Re: [PATCH] mm: swap: async free swap slot cache entries

From: David Rientjes
Date: Sun Dec 24 2023 - 17:21:05 EST


On Sun, 24 Dec 2023, Chris Li wrote:

> > > > > > How do you quantify the impact of the delayed swap_entry_free()?
> > > > > >
> > > > > > Since the free and memcg uncharge are now delayed, is there not the
> > > > > > possibility that we stay under memory pressure for longer? (Assuming at
> > > > > > least some users are swapping because of memory pressure.)
> > > > > >
> > > > > > I would assume that since the free and uncharge itself is delayed that in
> > > > > > the pathological case we'd actually be swapping *more* until the async
> > > > > > worker can run.
> > > > >
> > > > > Thanks for raising this interesting question.
> > > > >
> > > > > First of all, the swap_entry_free() does not impact "memory.current".
> > > > > It reduces "memory.swap.current". Technically it is the swap pressure
> > > > > not memory pressure that suffers the extra delay.
> > > > >
> > > > > Secondly, we are talking about delaying up to 64 swap entries for a
> > > > > few microseconds.
> > > >
> > > > What guarantees that the async freeing happens within a few microseconds?
> > >
> > > Linux kernel typically doesn't provide RT scheduling guarantees. You
> > > can change microseconds to milliseconds, my following reasoning still
> > > holds.
> > >
> >
> > What guarantees that the async freeing happens even within 10s? Your
> > responses are implying that there is some deadline by which this freeing
> > absolutely must happen (us or ms), but I don't know of any strong
> > guarantees.
>
> I think we are in agreement there, there are no such strong guarantees
> in linux scheduling. However, when there are free CPU resources, the
> job will get scheduled to execute in a reasonable table time frame. If
> it does not, I consider that a bug if the CPU has idle resources and
> the pending jobs are not able to run for a long time.
> The existing code doesn't have such a guarantee either, see my point
> follows. I don't know why you want to ask for such a guarantee.
>

I'm simply trying to compare the pros and cons of the approach. As
pointed out previously by Andrew, this approach actually results in *more*
work to do freeing. Then, we could have a significant time delay before
the freeing is actually done, in addition to the code complexity. And
nothing safeguards us from an exponentially increasing amount of freeing
that will be done sometime in the future.

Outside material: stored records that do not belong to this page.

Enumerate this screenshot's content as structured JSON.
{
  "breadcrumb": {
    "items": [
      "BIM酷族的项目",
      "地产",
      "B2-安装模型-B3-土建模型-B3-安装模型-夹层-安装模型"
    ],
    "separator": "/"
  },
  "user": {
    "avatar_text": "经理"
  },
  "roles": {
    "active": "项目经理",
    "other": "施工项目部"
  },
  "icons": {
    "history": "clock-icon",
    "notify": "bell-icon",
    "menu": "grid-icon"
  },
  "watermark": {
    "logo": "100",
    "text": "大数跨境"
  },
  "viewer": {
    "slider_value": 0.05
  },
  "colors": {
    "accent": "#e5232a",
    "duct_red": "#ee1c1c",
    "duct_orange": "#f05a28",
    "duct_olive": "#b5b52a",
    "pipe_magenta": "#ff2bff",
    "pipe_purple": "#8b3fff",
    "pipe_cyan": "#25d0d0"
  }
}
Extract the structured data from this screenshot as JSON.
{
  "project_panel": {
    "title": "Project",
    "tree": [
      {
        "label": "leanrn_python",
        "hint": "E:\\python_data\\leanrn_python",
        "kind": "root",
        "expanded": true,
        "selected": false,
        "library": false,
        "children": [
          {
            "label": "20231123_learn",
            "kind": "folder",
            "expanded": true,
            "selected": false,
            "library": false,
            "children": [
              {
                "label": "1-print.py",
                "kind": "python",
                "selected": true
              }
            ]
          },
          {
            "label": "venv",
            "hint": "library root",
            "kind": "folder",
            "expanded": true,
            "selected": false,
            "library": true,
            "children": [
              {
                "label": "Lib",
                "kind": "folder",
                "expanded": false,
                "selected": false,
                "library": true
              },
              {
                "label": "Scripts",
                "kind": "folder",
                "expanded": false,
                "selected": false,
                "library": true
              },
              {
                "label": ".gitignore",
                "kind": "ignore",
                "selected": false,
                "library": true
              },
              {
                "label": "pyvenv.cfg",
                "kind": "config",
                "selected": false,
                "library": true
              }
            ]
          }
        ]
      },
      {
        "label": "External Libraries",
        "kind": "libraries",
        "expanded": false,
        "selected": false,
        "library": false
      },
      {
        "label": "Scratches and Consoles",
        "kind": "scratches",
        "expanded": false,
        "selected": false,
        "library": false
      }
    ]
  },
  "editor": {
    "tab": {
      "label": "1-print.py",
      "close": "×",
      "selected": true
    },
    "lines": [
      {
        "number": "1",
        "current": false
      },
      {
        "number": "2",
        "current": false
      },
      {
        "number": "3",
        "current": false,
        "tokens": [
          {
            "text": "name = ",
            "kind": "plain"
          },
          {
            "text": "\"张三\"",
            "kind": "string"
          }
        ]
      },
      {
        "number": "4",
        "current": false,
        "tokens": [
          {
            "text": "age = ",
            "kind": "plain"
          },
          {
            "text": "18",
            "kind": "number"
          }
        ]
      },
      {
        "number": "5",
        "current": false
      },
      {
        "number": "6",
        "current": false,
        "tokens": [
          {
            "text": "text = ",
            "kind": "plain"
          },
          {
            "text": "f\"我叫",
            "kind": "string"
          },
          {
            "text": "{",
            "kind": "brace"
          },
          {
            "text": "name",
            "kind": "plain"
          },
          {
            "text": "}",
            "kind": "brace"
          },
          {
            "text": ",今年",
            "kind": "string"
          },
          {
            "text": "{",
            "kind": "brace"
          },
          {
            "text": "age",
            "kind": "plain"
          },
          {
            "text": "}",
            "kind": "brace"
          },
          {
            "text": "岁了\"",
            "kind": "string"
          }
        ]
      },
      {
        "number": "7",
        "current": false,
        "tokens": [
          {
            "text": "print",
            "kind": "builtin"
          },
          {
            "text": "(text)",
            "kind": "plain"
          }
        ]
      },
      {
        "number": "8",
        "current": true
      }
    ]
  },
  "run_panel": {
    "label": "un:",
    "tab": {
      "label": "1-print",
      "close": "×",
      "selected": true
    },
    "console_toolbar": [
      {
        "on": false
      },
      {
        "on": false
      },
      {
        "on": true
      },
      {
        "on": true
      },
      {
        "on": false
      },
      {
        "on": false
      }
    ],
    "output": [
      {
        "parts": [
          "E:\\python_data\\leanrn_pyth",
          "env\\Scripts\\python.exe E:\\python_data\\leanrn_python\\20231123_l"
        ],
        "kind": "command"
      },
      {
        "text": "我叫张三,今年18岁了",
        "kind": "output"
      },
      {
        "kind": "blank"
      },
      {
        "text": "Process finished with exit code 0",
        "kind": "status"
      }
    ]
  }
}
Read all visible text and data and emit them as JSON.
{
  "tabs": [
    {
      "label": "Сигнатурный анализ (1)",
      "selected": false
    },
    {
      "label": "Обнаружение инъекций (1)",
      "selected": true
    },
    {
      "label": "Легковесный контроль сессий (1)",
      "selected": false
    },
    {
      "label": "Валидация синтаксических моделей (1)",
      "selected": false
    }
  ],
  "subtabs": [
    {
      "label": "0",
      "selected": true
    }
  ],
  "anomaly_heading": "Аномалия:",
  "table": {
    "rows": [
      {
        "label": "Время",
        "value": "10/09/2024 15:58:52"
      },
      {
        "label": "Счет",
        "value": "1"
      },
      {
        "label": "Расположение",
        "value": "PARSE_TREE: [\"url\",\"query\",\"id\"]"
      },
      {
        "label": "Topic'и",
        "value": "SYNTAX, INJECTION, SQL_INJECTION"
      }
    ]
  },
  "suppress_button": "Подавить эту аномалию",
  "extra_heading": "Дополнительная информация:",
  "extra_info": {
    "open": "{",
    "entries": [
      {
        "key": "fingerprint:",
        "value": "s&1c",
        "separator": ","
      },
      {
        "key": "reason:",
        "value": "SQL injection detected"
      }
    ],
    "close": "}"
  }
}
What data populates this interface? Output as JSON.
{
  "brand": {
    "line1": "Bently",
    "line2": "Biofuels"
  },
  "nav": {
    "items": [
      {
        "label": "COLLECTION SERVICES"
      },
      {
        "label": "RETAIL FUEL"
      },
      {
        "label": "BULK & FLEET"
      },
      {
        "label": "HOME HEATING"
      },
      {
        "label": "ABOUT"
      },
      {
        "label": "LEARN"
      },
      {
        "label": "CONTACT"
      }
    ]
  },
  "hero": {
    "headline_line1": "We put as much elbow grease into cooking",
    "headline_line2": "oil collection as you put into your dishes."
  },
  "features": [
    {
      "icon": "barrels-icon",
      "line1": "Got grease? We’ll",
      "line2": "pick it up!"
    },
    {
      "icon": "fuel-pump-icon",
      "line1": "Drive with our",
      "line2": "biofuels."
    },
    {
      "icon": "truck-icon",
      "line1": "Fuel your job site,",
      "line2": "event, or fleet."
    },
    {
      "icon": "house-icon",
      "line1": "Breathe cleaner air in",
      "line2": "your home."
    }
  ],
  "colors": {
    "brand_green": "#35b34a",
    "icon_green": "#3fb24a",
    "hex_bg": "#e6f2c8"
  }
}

The current implementation provides strong guarantees that you will do
batched freeing that will not accumulate beyond a pre-defined threshold
which is proven to work well in practice.

My only question was about how we can quantify the impact of the delayed
free. We've come to the conclusion that it hasn't been quantified and
there is no guarantees on when it will be freed.

I'll leave it to those more invested in this path in the page fault
handler to provide feedback. Thanks!